I didn’t predict it – in fact, I thought the exact opposite – but it looks increasingly likely that President Obama will win re-election. As well, Democrats have a decent chance to hold the Senate, something that seemed unlikely a few short months ago, and a small, but non-zero, chance of increasing their majority significantly.
Republicans will retain control of the House despite Nancy Pellosi’s assertion that the lower chamber is in play, but are likely to go through a few of the seven stages of dying come November 7 if Obama is back in and the Senate is further out of reach, with a special emphasis on denial and rage.
Those of us on the reality-based side of things have a more interesting task, sorting what a modest Obama/Senate win means. This is a first, premature draft on that subject.
The most important question is simple to formulate: will a Republican loss mean the public is repudiating the party? That voters see a party that has gone so far off the rails it can’t be trusted?
It’s tempting to say yes, and to read the developments of the last few weeks in that light – i.e., that Mitt Romney says some of the dumb things he does because the Republican ‘position’ on things like the economy is not a coherent set of ideas so much as it is a not ever acknowledged acting out of grievances, a holding your breath until you turn blue because of the unfairness of the media, the unions, the welfare state and all manner of foreigners, including the President.
But here’s what will fly in the face of a ‘widespread rejection’ theory. First, a sizeable block of states will vote Republican, so batshit crazy or not, a lot of our fellow citizens will continue to believe this stuff. Second, not only has the Romney campaign been really bad so far, the Obama camp has done a lot of things that looked sketchy at first, but are showing signs of being right – like spending money early on tv advertising instead of saving it until now, when conventional wisdom has it that voters start paying attention. The early ads defined Romney before he could define himself. It appears more and more to be money well spent.
It also looks like the Obama camp has upped the sophistication of the ground game to a new level, with a rigorous approach to getting the President’s voters to the polls that uses techniques that leave things like ‘send a flyer to every soccer mom in a particular suburb’ in the dust.

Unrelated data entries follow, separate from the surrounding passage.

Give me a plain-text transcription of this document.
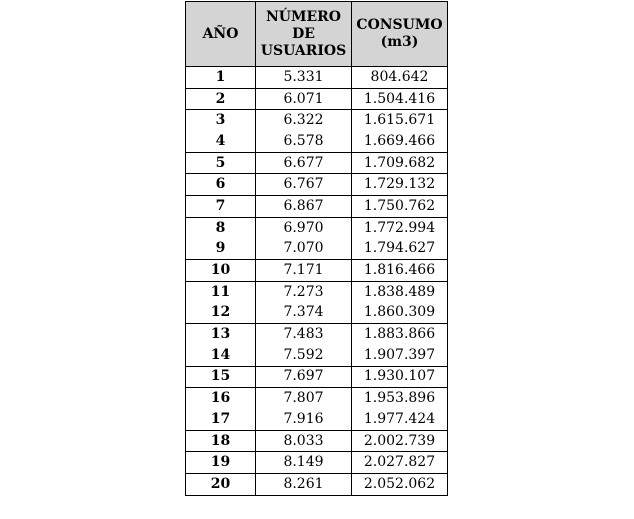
AÑO	NÚMERO DE USUARIOS	CONSUMO (m3)

1	5.331	804.642
2	6.071	1.504.416
3	6.322	1.615.671
4	6.578	1.669.466
5	6.677	1.709.682
6	6.767	1.729.132
7	6.867	1.750.762
8	6.970	1.772.994
9	7.070	1.794.627
10	7.171	1.816.466
11	7.273	1.838.489
12	7.374	1.860.309
13	7.483	1.883.866
14	7.592	1.907.397
15	7.697	1.930.107
16	7.807	1.953.896
17	7.916	1.977.424
18	8.033	2.002.739
19	8.149	2.027.827
20	8.261	2.052.062
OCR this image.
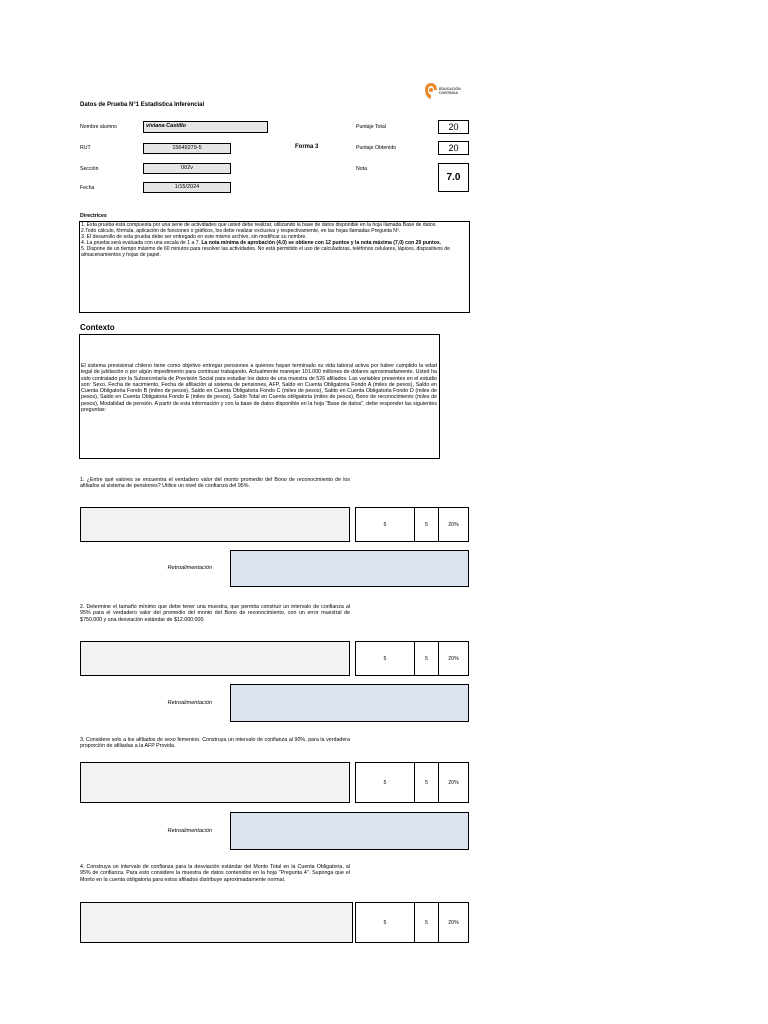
EDUCACIÓN
CONTINUA
Datos de Prueba N°1 Estadistica Inferencial
Nombre alumno	viviana Castillo
RUT	15649279-5
Sección	002v
Fecha	1/15/2024
Forma 3
Puntaje Total	20
Puntaje Obtenido	20
Nota
7.0
Directrices
1. Esta prueba está compuesta por una serie de actividades que usted debe realizar, utilizando la base de datos disponible en la hoja llamada Base de datos.
2.Todo cálculo, fórmula, aplicación de funciones o gráficos, los debe realizar exclusiva y respectivamente, en las hojas llamadas Pregunta Nº.
3. El desarrollo de esta prueba debe ser entregado en este mismo archivo, sin modificar su nombre.
4. La prueba será evaluada con una escala de 1 a 7. La nota mínima de aprobación (4,0) se obtiene con 12 puntos y la nota máxima (7,0) con 20 puntos.
5. Dispone de un tiempo máximo de 60 minutos para resolver las actividades. No está permitido el uso de calculadoras, teléfonos celulares, lápices, dispositivos de almacenamientos y hojas de papel.
Contexto
El sistema previsional chileno tiene como objetivo entregar pensiones a quienes hayan terminado su vida laboral activa por haber cumplido la edad legal de jubilación o por algún impedimento para continuar trabajando. Actualmente manejan 101.000 millones de dólares aproximadamente. Usted ha sido contratado por la Subsecretaría de Previsión Social para estudiar los datos de una muestra de 526 afiliados. Las variables presentes en el estudio son: Sexo, Fecha de nacimiento, Fecha de afiliación al sistema de pensiones, AFP, Saldo en Cuenta Obligatoria Fondo A (miles de pesos), Saldo en Cuenta Obligatoria Fondo B (miles de pesos), Saldo en Cuenta Obligatoria Fondo C (miles de pesos), Saldo en Cuenta Obligatoria Fondo D (miles de pesos), Saldo en Cuenta Obligatoria Fondo E (miles de pesos), Saldo Total en Cuenta obligatoria (miles de pesos), Bono de reconocimiento (miles de pesos), Modalidad de pensión. A partir de esta información y con la base de datos disponible en la hoja "Base de datos", debe responder las siguientes preguntas:
1. ¿Entre qué valores se encuentra el verdadero valor del monto promedio del Bono de reconocimiento de los afiliados al sistema de pensiones? Utilice un nivel de confianza del 95%.
5	5	20%
Retroalimentación
2. Determine el tamaño mínimo que debe tener una muestra, que permita construir un intervalo de confianza al 95% para el verdadero valor del promedio del monto del Bono de reconocimiento, con un error muestral de $750.000 y una desviación estándar de $12.000.000.
5	5	20%
Retroalimentación
3. Considere solo a los afiliados de sexo femenino. Construya un intervalo de confianza al 90%, para la verdadera proporción de afiliadas a la AFP Provida.
5	5	20%
Retroalimentación
4. Construya un intervalo de confianza para la desviación estándar del Monto Total en la Cuenta Obligatoria, al 95% de confianza. Para esto considere la muestra de datos contenidos en la hoja "Pregunta 4". Suponga que el Monto en la cuenta obligatoria para estos afiliados distribuye aproximadamente normal.
5	5	20%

My point is, neither of those things (bad Romney campaign/good Obama campaign) changes the underlying dynamic, and we are very likely to come out of this election the way we went into it; deeply divided about all the essentials of the country, from whether science actually works to whether the founders wanted to establish the U.S. as an explicitly Christian state. And that will surely embolden Republicans in the House, who will believe the party screwed up, but that the force of good ideas is still on their side. There won’t be what so many centrists long for, a Republican party that finds its balance, walks back the crazy talk and pursues a more modest vision of government. Instead, President Obama is likely to get going forward what he got for the last few years, and maybe worse, with the House Republican leadership reading the election as something, anything other than an about face.

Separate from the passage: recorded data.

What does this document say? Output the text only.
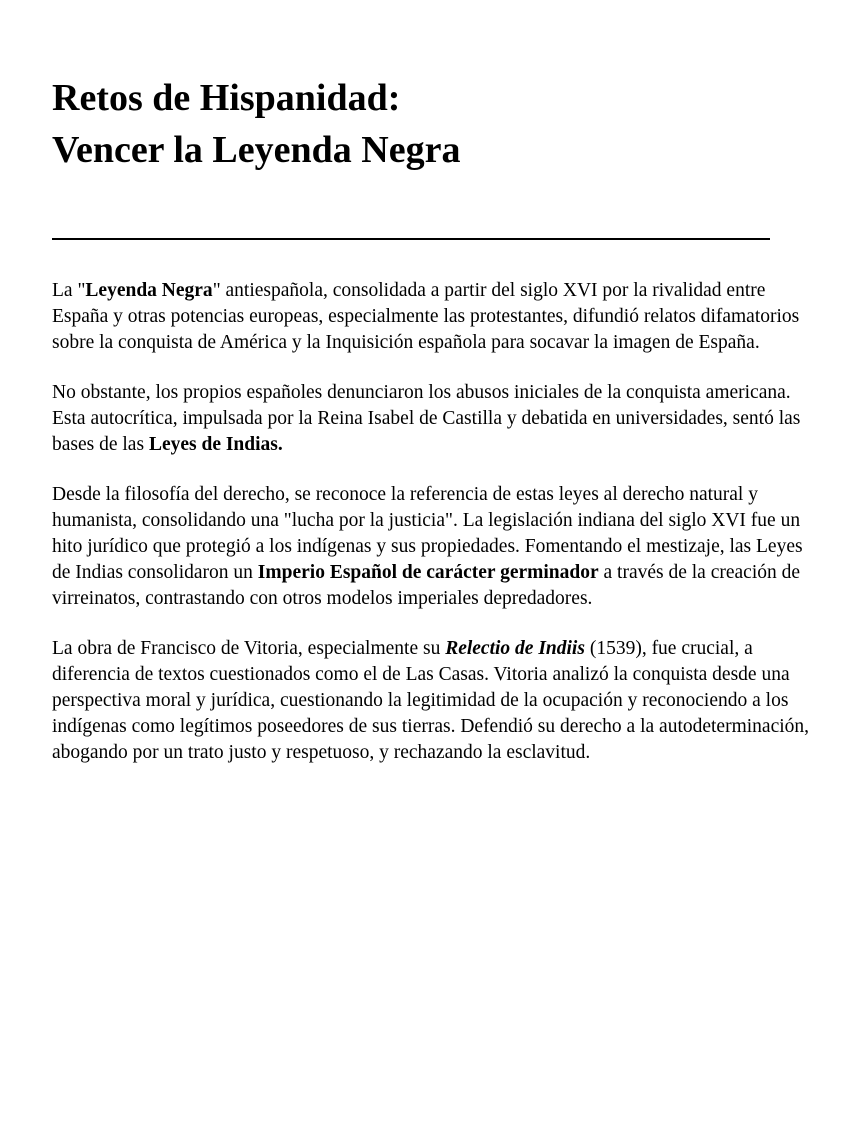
Retos de Hispanidad:
Vencer la Leyenda Negra

La "Leyenda Negra" antiespañola, consolidada a partir del siglo XVI por la rivalidad entre España y otras potencias europeas, especialmente las protestantes, difundió relatos difamatorios sobre la conquista de América y la Inquisición española para socavar la imagen de España.

No obstante, los propios españoles denunciaron los abusos iniciales de la conquista americana. Esta autocrítica, impulsada por la Reina Isabel de Castilla y debatida en universidades, sentó las bases de las Leyes de Indias.

Desde la filosofía del derecho, se reconoce la referencia de estas leyes al derecho natural y humanista, consolidando una "lucha por la justicia". La legislación indiana del siglo XVI fue un hito jurídico que protegió a los indígenas y sus propiedades. Fomentando el mestizaje, las Leyes de Indias consolidaron un Imperio Español de carácter germinador a través de la creación de virreinatos, contrastando con otros modelos imperiales depredadores.

La obra de Francisco de Vitoria, especialmente su Relectio de Indiis (1539), fue crucial, a diferencia de textos cuestionados como el de Las Casas. Vitoria analizó la conquista desde una perspectiva moral y jurídica, cuestionando la legitimidad de la ocupación y reconociendo a los indígenas como legítimos poseedores de sus tierras. Defendió su derecho a la autodeterminación, abogando por un trato justo y respetuoso, y rechazando la esclavitud.
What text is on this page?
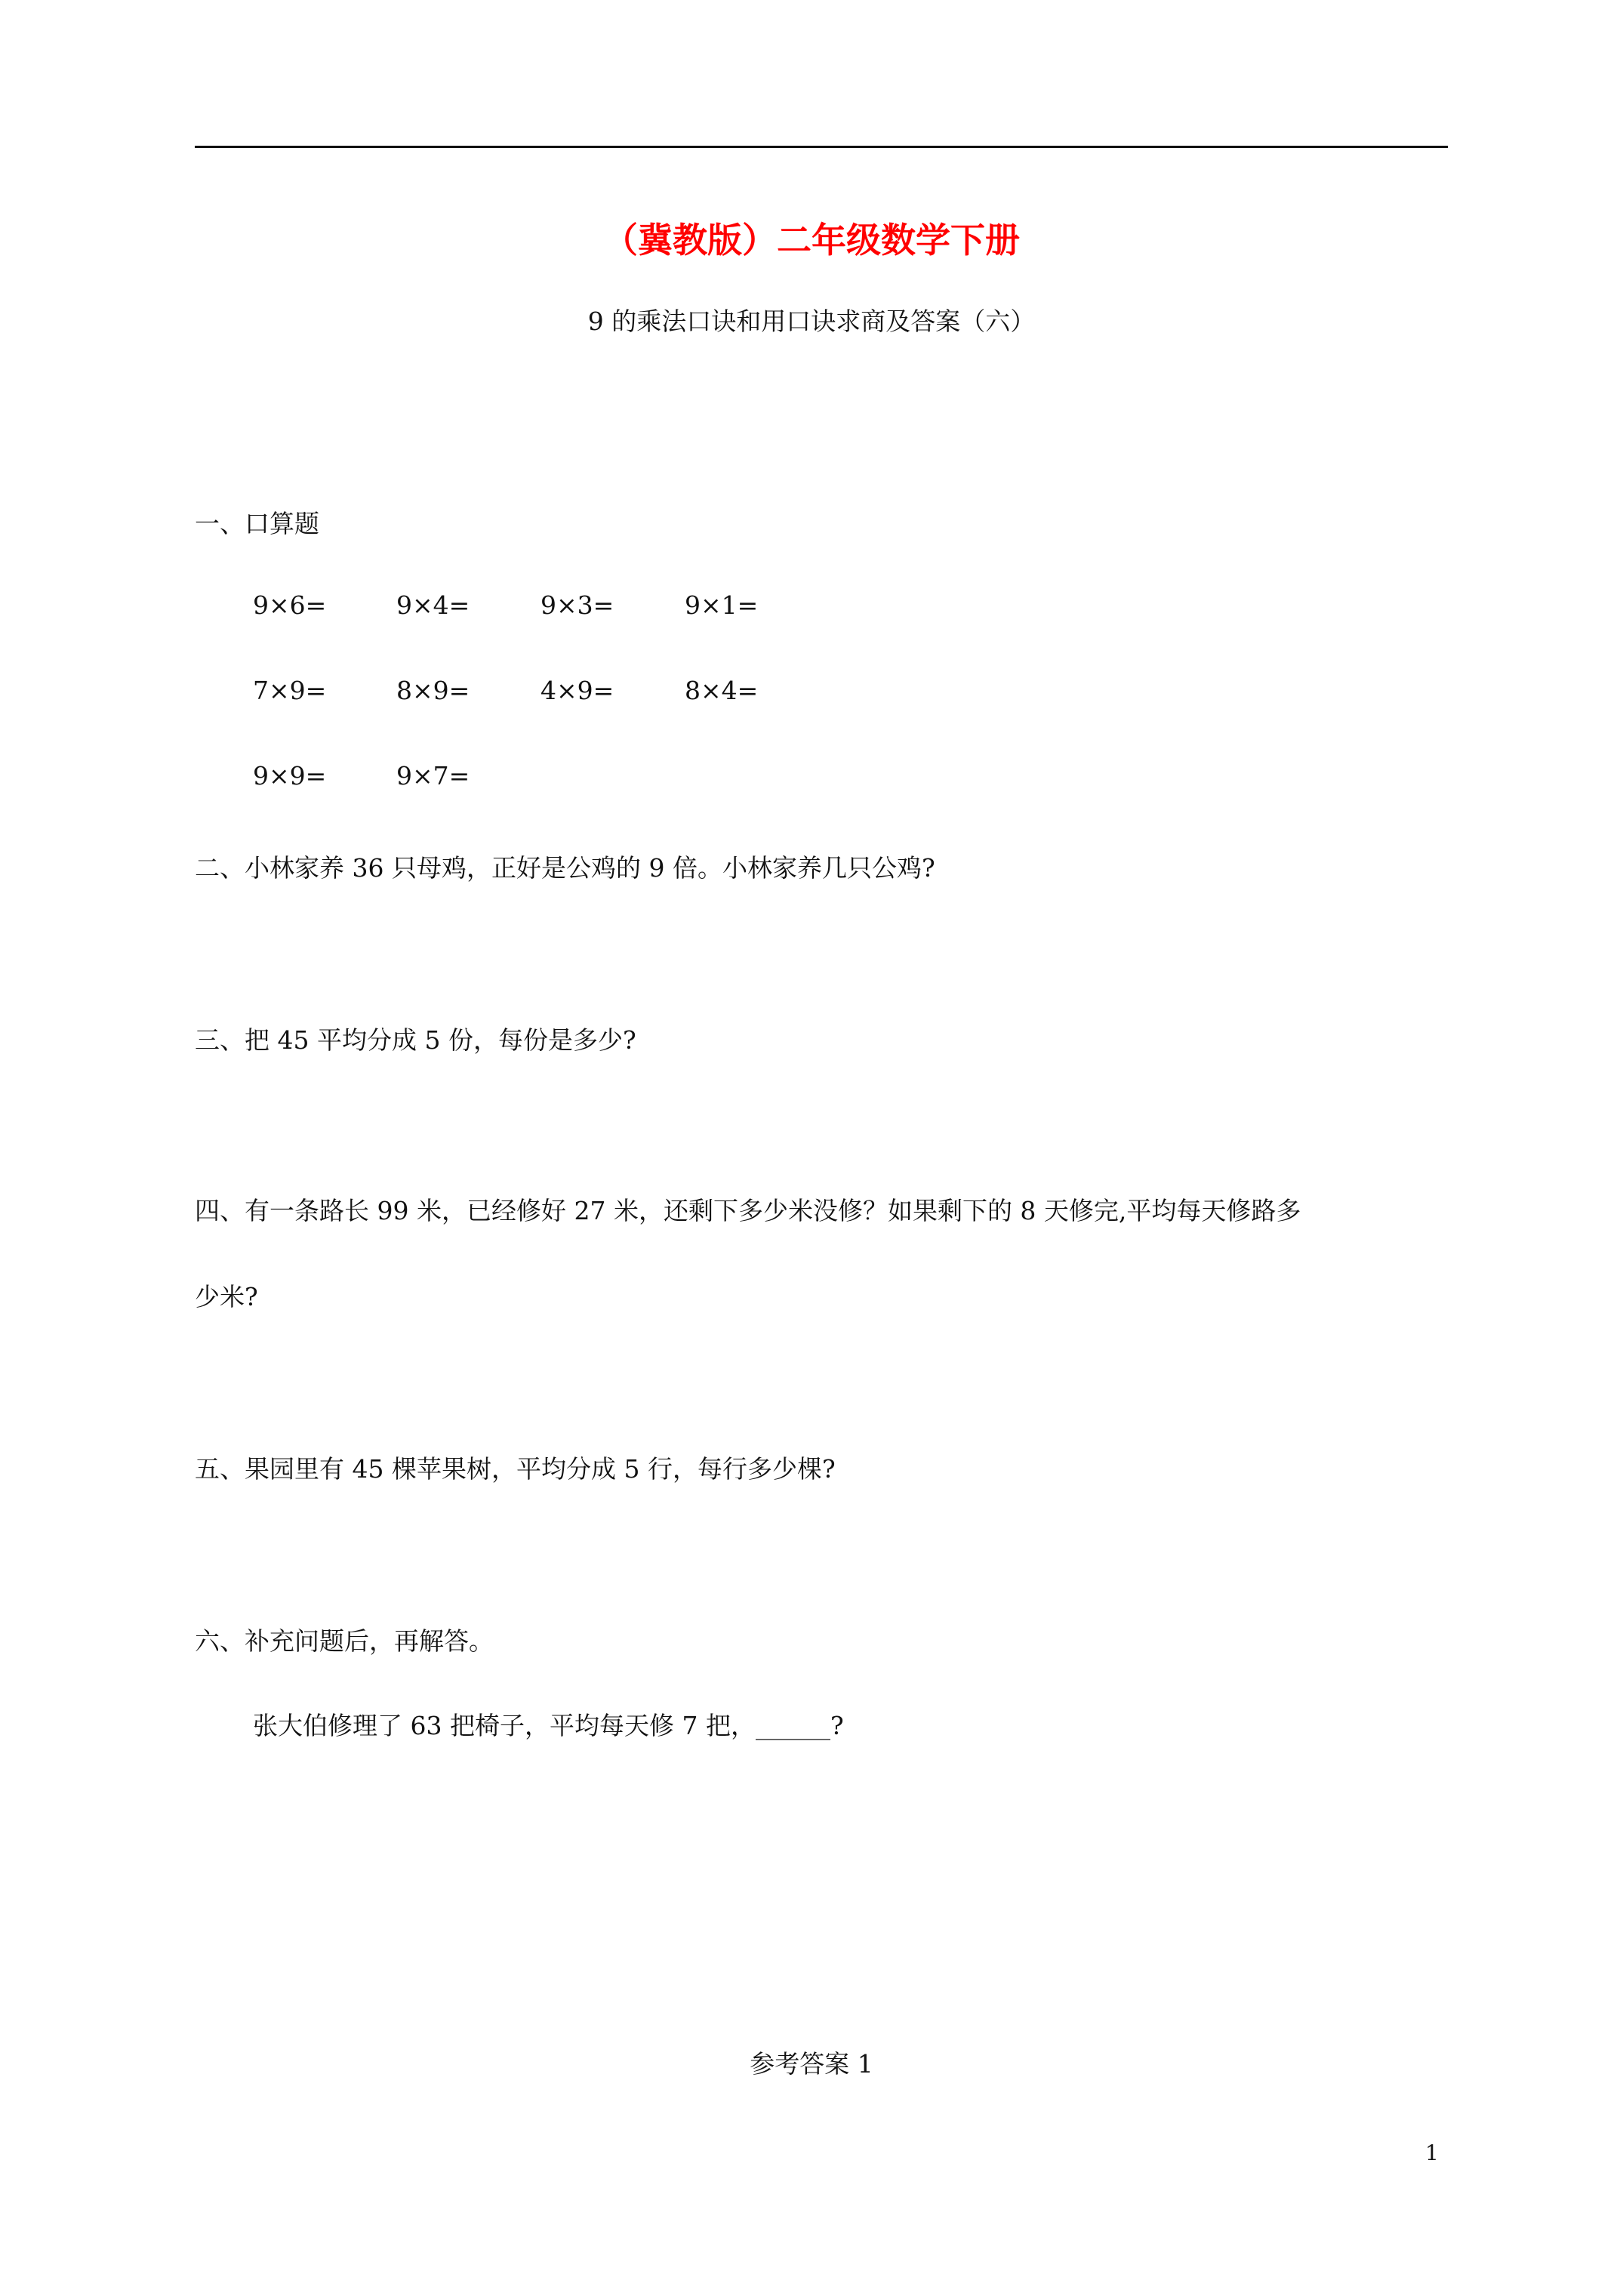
（冀教版）二年级数学下册
9 的乘法口诀和用口诀求商及答案（六）
一、口算题
9×6=	9×4=	9×3=	9×1=
7×9=	8×9=	4×9=	8×4=
9×9=	9×7=
二、小林家养 36 只母鸡，正好是公鸡的 9 倍。小林家养几只公鸡?
三、把 45 平均分成 5 份，每份是多少?
四、有一条路长 99 米，已经修好 27 米，还剩下多少米没修？如果剩下的 8 天修完,平均每天修路多
少米?
五、果园里有 45 棵苹果树，平均分成 5 行，每行多少棵?
六、补充问题后，再解答。
张大伯修理了 63 把椅子，平均每天修 7 把，______?
参考答案 1
1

So my guess is Republicans will decide that the 2012 problem was a failure to go far enough, and that we’ll see at least one more cycle in Congress with an even more fanatical GOP in the diver’s seat. And just because the techniques of choice don’t work in 2012, voter suppression being the worst, the most monsterously cynical of them, doesn’t mean they won’t work further out. The people in charge of the modern nexus of Republican/radical right politics are nothing if not patient, and well funded for the long haul.